- Developer: Stephen Ward
- Publisher: Argus Press
- Platforms: ZX Spectrum, Commodore 64, Amstrad CPC
- Release: 1986
- Genre: Action adventure
- Mode: Single player

= Mission Omega =

1986 video game

Mission Omega is a computer game published in 1986 by Argus Press Software for the ZX Spectrum, Commodore 64 and Amstrad CPC home computers. It was programmed by Stephen Ward.

==Gameplay==

The United States of Europe vessel, Windwraith, has been sent to intercept a mysterious object the size of a small moon which is speeding towards Earth. Robots must infiltrate the mystery-ship (dubbed the "Omega") and deactivate it within the hour or Earth will be destroyed.

Gameplay involves a mixture of arcade adventure, maze game and strategy. The player controls robots (which are designed, built and named in-game) around the interior of the Omega and must shut down its four reactors. These robots have a limited amount of artificial intelligence and can be programmed to take set routes or allowed to explore of their own accord. The player can also directly control the robots. Occasionally, simple puzzles (often involving setting levers correctly) must be solved or hostile robots aboard the Omega must be combatted.
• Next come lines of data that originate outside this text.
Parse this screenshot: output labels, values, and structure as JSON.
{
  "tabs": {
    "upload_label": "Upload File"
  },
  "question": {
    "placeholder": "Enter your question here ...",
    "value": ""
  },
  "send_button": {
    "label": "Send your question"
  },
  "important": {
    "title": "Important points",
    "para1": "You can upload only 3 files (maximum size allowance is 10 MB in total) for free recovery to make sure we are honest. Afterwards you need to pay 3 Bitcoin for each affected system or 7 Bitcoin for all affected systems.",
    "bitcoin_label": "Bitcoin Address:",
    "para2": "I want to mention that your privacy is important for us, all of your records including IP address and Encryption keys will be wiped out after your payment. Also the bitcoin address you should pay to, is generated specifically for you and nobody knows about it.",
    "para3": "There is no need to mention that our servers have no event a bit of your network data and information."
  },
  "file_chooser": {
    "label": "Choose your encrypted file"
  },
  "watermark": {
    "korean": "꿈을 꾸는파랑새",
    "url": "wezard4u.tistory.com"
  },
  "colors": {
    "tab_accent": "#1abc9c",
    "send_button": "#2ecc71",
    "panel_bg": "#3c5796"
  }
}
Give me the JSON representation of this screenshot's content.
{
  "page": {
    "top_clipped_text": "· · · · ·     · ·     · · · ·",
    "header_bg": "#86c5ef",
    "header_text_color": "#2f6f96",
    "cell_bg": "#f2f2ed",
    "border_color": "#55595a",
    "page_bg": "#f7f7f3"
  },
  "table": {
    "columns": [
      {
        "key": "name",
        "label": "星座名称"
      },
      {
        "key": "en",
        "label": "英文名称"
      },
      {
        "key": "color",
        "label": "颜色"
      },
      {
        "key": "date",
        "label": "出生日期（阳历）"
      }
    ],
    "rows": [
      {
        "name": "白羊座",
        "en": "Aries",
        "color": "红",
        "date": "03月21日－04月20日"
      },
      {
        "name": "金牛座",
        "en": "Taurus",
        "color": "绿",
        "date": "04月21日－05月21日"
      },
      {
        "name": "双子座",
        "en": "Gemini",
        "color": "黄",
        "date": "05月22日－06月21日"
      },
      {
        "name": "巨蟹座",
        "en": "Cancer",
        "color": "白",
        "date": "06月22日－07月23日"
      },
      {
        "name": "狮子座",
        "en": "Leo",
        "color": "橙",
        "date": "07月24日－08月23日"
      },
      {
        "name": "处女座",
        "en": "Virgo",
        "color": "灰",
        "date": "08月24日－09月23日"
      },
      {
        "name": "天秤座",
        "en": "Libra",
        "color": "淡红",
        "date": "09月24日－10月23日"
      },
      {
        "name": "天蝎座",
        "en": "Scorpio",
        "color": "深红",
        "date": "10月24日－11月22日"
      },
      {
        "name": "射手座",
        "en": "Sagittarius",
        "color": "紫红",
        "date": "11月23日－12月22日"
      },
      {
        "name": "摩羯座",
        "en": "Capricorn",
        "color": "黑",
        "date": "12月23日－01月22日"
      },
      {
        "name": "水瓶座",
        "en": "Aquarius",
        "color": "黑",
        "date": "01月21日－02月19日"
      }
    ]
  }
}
The player has one hour in real-time to deactivate Omega's four reactors.

==Critical reception==
CRASH magazine found Mission Omega to be "an interesting, difficult but colourful and enjoyable hybrid game that should appeal to equally to strategy and arcade fans." However, the instructions printed on the cassette inlay were criticized for being contradictory and lacking keyboard controls.